Nel caso di specie, un amministratore di sostegno è stato accusato del reato di cui all’art. 591 c.p. per non aver assicurato alla signora anziana amministrata un’adeguata assistenza, abbandonandola per un fine settimana, non tenendo conto dell’impossibilità del figlio di accudirla in tale parentesi temporale e dell’insufficienza a garantirne la cura necessaria da parte della badante che lavorava ad orario parziale. La donna anziana veniva quindi soccorsa dai vigili del fuoco e dal personale del 118, in stato di totale disorientamento e disidratazione. L’imputato veniva comunque assolto, a seguito di rito abbreviato, dal GUP, il quale riteneva il fatto non costituente reato, per la mancanza dell’elemento soggettivo, essendo la sua condotta riconducibile esclusivamente ad un difetto di diligenza e prudenza.

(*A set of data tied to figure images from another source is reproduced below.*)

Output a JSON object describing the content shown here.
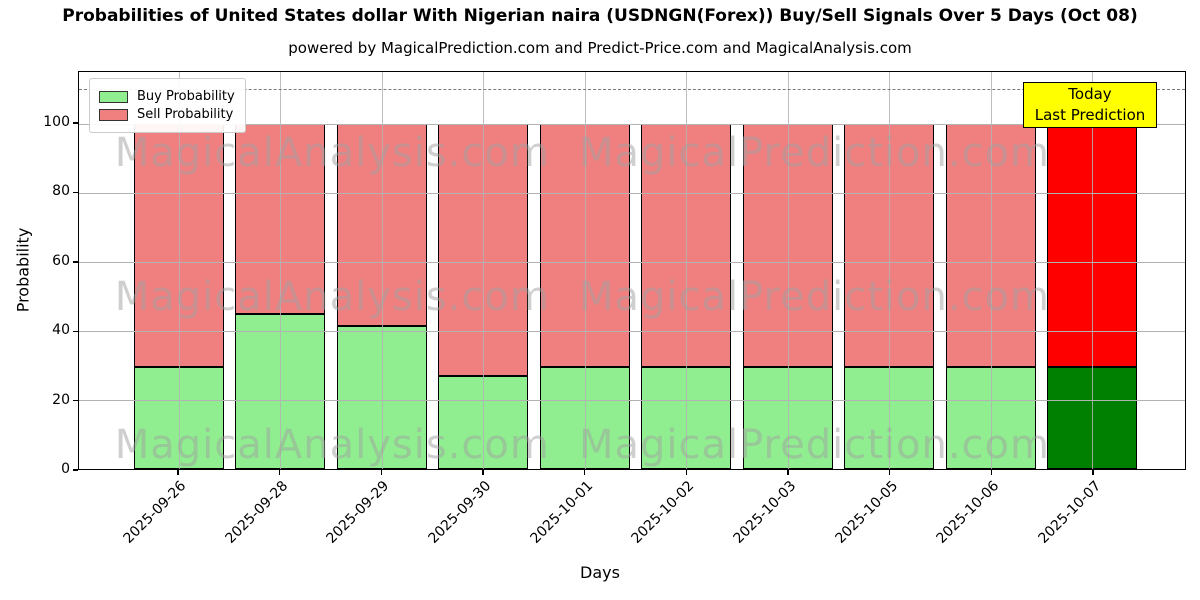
{
  "header": {
    "title": "Probabilities of United States dollar With Nigerian naira (USDNGN(Forex)) Buy/Sell Signals Over 5 Days (Oct 08)",
    "subtitle": "powered by MagicalPrediction.com and Predict-Price.com and MagicalAnalysis.com"
  },
  "legend": {
    "items": [
      {
        "label": "Buy Probability",
        "color": "#90EE90"
      },
      {
        "label": "Sell Probability",
        "color": "#F08080"
      }
    ]
  },
  "annotation": {
    "line1": "Today",
    "line2": "Last Prediction",
    "bg_color": "#FFFF00"
  },
  "axes": {
    "xlabel": "Days",
    "ylabel": "Probability"
  },
  "chart_data": {
    "type": "bar",
    "stacked": true,
    "title": "Probabilities of United States dollar With Nigerian naira (USDNGN(Forex)) Buy/Sell Signals Over 5 Days (Oct 08)",
    "xlabel": "Days",
    "ylabel": "Probability",
    "ylim": [
      0,
      115
    ],
    "yticks": [
      0,
      20,
      40,
      60,
      80,
      100
    ],
    "grid": true,
    "legend_position": "upper left",
    "dashed_guideline_y": 110,
    "categories": [
      "2025-09-26",
      "2025-09-28",
      "2025-09-29",
      "2025-09-30",
      "2025-10-01",
      "2025-10-02",
      "2025-10-03",
      "2025-10-05",
      "2025-10-06",
      "2025-10-07"
    ],
    "series": [
      {
        "name": "Buy Probability",
        "color": "#90EE90",
        "values": [
          29.5,
          45,
          41.5,
          27,
          29.5,
          29.5,
          29.5,
          29.5,
          29.5,
          29.5
        ]
      },
      {
        "name": "Sell Probability",
        "color": "#F08080",
        "values": [
          70.5,
          55,
          58.5,
          73,
          70.5,
          70.5,
          70.5,
          70.5,
          70.5,
          70.5
        ]
      }
    ],
    "today_index": 9,
    "today_colors": {
      "buy": "#008000",
      "sell": "#FF0000"
    },
    "watermarks": [
      "MagicalAnalysis.com",
      "MagicalPrediction.com"
    ]
  }
}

L’imputato ha proposto ricorso per Cassazione rilevando l’erroneità della formula assolutoria, per l’assenza dell’elemento oggettivo del reato, poiché nessuna situazione di pericolo concreta si era verificata nei confronti della persona offesa.

La Cassazione non ha affrontato questo aspetto in particolare, ma ha posto l’attenzione sull’antecedente logico, non rilevato dalle parti, relativo alla sussistenza di una posizione di garanzia in capo all’amministratore di sostegno. Sotto questo profilo, la Corte ha negato la configurabilità di una tale posizione nel caso in questione, in quanto “la contestazione fonda l’obbligo dell’imputato sul dato formale della nomina quale amministratore di sostegno”, in mancanza di qualsiasi richiamo al decreto del giudice tutelare, e tenuto conto del fatto che la persona offesa era materialmente assistita dal figlio e da una badante. Per tali motivi la Suprema Corte ha annullato la sentenza del GUP senza rinvio, assolvendo l’amministratore perché il fatto non sussiste.

Dalle conclusioni effettuate dalla Corte di cassazione emerge come ben possa configurarsi in capo all’amministratore di sostegno una posizione di garanzia: questa, peraltro, dovrà essere individuata all’interno delle specifiche previsioni contenute nel decreto di nomina, qualora facciano precipuo riferimento alla cura della persona. Nel caso in cui, invece, non vi sia tale riferimento, non si potrà ritenere l’amministratore investito di una posizione di garanzia rispetto ai beni della vita e dell’incolumità personale dell’incapace, ma solo di un compito di assistenza nella gestione di interessi patrimoniali.